Nowhere is this better revealed than in the first sonata we
hear, the Waldstein. Even the slow movement's meanderings
never sound aimless, just místy before the clarity of the
wafting beauty of the opening of the finale. Freire injects
more drama than most into this finale, and ensures the coda
is not just a headlong rush. Definition is always paramount,
stemming from enviable finger-strength.
Freire brings
huge pathos to the vitally important Adagio of the first movement
of Les Adieux, particularly the valedictory descending
three-note, horn-call like, figure. Freire makes light of
the Allegro's technical difficulties; the only player I have
hard to match him here is Arrau, live at the Royal Festival
Hall in around 1985. The oscillating figure featured mainly
in the inner voices of the first movement buzzes with life
under Freire's intelligent fingers, while individual, unaccompanied
strands make maximum impact. The desolation of the central
Andante espressivo L'Absence' prefigures the loneliness
of late Schubert slow movements, its lines singing with a
true cantabile. The contrast with the finale is stark. This
last movement has no problems including light-hearted play,
juxtaposing that with various outbursts.
The interplay
of transcendental calm and slow-burning intensity projected
by Freire seems to penetrate straight to the heart of the
first movement of Op. 110. The tension latent explodes onto
the scene in the brief (two-minute) Allegro molto.

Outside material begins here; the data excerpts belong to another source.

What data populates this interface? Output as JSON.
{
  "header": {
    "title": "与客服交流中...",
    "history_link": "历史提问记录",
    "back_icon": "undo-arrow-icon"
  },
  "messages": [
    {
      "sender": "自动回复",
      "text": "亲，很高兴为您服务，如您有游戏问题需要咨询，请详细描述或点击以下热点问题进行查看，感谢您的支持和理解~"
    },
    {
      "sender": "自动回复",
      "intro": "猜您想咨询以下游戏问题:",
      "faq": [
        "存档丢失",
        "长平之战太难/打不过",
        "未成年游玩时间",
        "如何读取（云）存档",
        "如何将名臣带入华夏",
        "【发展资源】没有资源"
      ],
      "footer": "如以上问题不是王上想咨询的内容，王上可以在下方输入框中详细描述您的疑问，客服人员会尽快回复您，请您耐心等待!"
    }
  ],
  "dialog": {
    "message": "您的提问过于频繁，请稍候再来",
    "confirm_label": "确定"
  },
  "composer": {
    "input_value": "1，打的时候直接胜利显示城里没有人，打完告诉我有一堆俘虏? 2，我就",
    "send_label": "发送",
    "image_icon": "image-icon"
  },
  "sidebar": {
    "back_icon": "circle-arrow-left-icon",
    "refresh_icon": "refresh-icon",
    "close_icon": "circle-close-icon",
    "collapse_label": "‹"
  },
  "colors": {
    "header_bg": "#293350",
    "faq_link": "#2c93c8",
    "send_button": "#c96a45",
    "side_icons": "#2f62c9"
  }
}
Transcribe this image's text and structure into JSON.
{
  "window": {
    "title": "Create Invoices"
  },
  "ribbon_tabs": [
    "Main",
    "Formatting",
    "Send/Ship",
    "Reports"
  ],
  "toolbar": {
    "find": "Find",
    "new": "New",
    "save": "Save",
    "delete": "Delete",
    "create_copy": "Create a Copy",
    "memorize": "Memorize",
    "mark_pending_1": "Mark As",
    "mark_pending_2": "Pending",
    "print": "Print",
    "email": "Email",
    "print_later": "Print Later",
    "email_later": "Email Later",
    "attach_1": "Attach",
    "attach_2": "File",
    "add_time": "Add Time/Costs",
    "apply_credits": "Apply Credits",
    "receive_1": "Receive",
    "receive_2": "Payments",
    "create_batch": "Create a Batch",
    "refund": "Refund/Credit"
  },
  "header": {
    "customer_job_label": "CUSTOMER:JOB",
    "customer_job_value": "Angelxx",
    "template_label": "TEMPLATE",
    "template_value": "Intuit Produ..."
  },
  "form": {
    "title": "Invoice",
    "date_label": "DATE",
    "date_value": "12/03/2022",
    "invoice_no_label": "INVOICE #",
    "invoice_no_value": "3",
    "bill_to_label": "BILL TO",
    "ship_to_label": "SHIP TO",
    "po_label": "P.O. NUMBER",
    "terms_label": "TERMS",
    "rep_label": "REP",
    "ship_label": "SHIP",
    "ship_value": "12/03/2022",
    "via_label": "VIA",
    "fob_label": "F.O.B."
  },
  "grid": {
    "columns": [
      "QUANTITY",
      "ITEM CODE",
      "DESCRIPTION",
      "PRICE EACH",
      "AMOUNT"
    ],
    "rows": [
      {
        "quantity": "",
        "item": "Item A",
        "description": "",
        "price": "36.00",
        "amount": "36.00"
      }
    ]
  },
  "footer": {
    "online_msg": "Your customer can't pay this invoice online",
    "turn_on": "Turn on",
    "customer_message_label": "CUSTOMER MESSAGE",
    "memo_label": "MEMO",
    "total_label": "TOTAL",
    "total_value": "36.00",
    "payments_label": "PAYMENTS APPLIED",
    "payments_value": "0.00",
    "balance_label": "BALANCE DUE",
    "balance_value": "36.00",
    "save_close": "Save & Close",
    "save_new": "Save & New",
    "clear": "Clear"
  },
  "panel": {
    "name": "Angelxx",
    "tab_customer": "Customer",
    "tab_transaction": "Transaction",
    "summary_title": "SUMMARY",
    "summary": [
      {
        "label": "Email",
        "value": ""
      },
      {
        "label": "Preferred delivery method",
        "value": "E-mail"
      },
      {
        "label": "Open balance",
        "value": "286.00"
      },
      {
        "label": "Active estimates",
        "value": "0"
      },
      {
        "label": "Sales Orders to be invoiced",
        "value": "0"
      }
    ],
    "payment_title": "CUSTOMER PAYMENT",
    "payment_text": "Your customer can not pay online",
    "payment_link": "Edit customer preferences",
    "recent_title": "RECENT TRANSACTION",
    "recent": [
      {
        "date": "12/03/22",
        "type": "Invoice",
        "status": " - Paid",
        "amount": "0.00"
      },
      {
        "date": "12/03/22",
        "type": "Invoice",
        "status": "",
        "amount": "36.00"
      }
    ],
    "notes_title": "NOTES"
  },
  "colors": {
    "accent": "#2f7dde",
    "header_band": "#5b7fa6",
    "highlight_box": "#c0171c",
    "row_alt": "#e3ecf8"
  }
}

There is
no sense of technical strain whatsoever here - how many pianists
can claim that? The acres of space Freire finds in the Adagio
ma non troppo makes one hanker for more late Beethoven from
this pianist. The final fugue creeps in, imbued with a Zen-like
concentration. This is fully in the same league as Pollini
and Schnabel.
This Sonata Op.
27/2 must be up there in the top ten of the World's most recorded
music, so it needs someone special to make it sound freshly-minted.
Freire's tempo for the Adagio sostenuto is middle-of-the-road,
but his legato and subtle phrase shadings make for a mesmeric
experience. The finale, if not quite as exciting as Pollini
has made it in live performance, is nevertheless made of virtuoso
stuff and makes for an apt conclusion to a must-have disc.